Hier mal ein paar umfangreiche Auszüge aus einem Interview mit Herrn Todd.

Dann sind Sie also doch der Meinung, es habe ein amerikanisches Imperium einmal gegeben?
Die amerikanische Hegemonie ab Ende des Zweiten Weltkrieges bis in die späten achtziger Jahre hatte in den entscheidenden Bereichen - Militär, Wirtschaft, Ideologie - eindeutig imperiale Qualität. 1945 wurde die Hälfte aller Güter der Welt in den USA hergestellt. Es gab zwar einen kommunistischen Block in Eurasien, Ostdeutschland und Nordkorea. Aber die starken amerikanischen Streitkräfte, die Marine und die Luftwaffe, übten die strategische Kontrolle über den Rest des Planeten aus - mit der Unterstützung oder zumindest dem Einverständnis vieler Alliierter, deren Hauptziel der Kampf gegen den Kommunismus war. Dieser Kommunismus hatte zwar hier und dort Zulauf unter Intellektuellen, Arbeitern und Bauern. Aber insgesamt installierten die USA ihre Hegemonie mit dem Einverständnis eines grossen Teils der Welt. Es war ein heilvolles Imperium. Der Marshall-Plan war ein vorbildlicher politischer und wirtschaftlicher Akt. Amerika war über Jahrzehnte eine «gute» Supermacht.

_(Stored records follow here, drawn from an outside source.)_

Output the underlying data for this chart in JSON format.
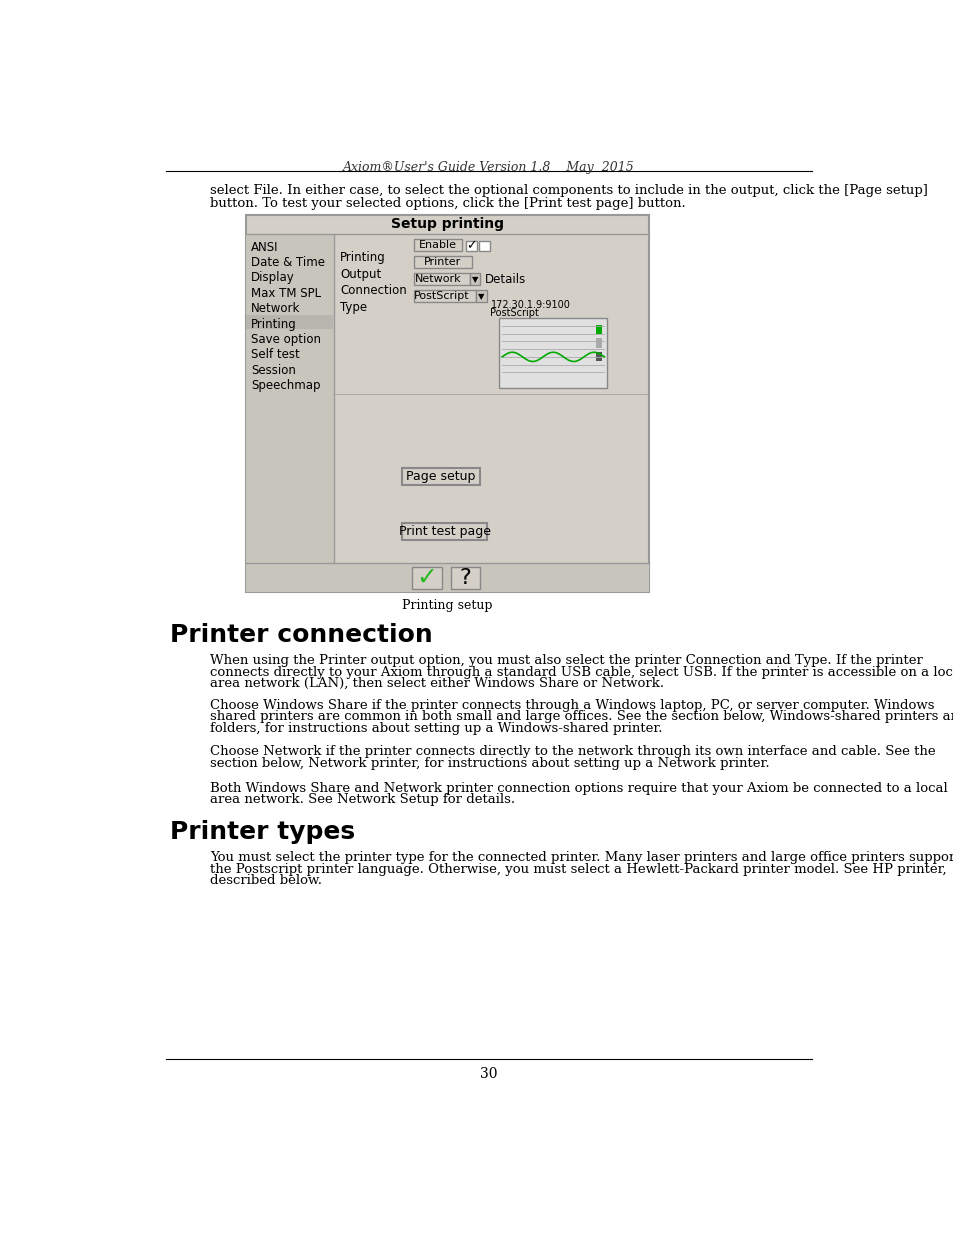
{
  "header_text": "Axiom®User's Guide Version 1.8    May  2015",
  "page_number": "30",
  "intro_text": "select File. In either case, to select the optional components to include in the output, click the [Page setup]\nbutton. To test your selected options, click the [Print test page] button.",
  "caption": "Printing setup",
  "section1_title": "Printer connection",
  "section1_para1": "When using the Printer output option, you must also select the printer Connection and Type. If the printer\nconnects directly to your Axiom through a standard USB cable, select USB. If the printer is accessible on a local\narea network (LAN), then select either Windows Share or Network.",
  "section1_para2": "Choose Windows Share if the printer connects through a Windows laptop, PC, or server computer. Windows\nshared printers are common in both small and large offices. See the section below, Windows-shared printers and\nfolders, for instructions about setting up a Windows-shared printer.",
  "section1_para3": "Choose Network if the printer connects directly to the network through its own interface and cable. See the\nsection below, Network printer, for instructions about setting up a Network printer.",
  "section1_para4": "Both Windows Share and Network printer connection options require that your Axiom be connected to a local\narea network. See Network Setup for details.",
  "section2_title": "Printer types",
  "section2_para1": "You must select the printer type for the connected printer. Many laser printers and large office printers support\nthe Postscript printer language. Otherwise, you must select a Hewlett-Packard printer model. See HP printer,\ndescribed below.",
  "bg_color": "#ffffff",
  "text_color": "#000000",
  "menu_items": [
    "ANSI",
    "Date & Time",
    "Display",
    "Max TM SPL",
    "Network",
    "Printing",
    "Save option",
    "Self test",
    "Session",
    "Speechmap"
  ],
  "dialog_bg": "#d4d0c8",
  "dialog_panel": "#c8c5bd",
  "dialog_edge": "#999999"
}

Jetzt ist es eine schlechte?
Sie ist vor allem viel schwächer geworden. Amerika hat nicht mehr die Stärke, um die grossen strategischen Akteure - allen voran Deutschland und Japan - kontrollieren zu können. Die industrielle Basis ist deutlich kleiner als jene Europas und etwa gleich gross wie jene Japans. Bei doppelt so vielen Einwohnern ist das kein besonderer Leistungsausweis. Das Handelsdefizit beträgt inzwischen 500 Milliarden Dollar - pro Jahr. Das militärische Potenzial ist zwar immer noch das weitaus grösste der Welt, aber es ist rückläufig und wird überschätzt. Bei der Benützung von Militärbasen sind die USA auf den guten Willen der Alliierten angewiesen, und diese sind nicht mehr so wohlwollend wie auch schon. Vor diesem Hintergrund ist der theatralische militärische Aktivismus gegen unbedeutende Schurkenstaaten zu sehen. Er ist ein Zeichen der Schwäche, nicht der Stärke. Schwäche aber macht unberechenbar. Die USA sind daran, für die Welt zu einem Problem zu werden, wo wir uns daran gewöhnt hatten, in ihnen eine Lösung zu sehen.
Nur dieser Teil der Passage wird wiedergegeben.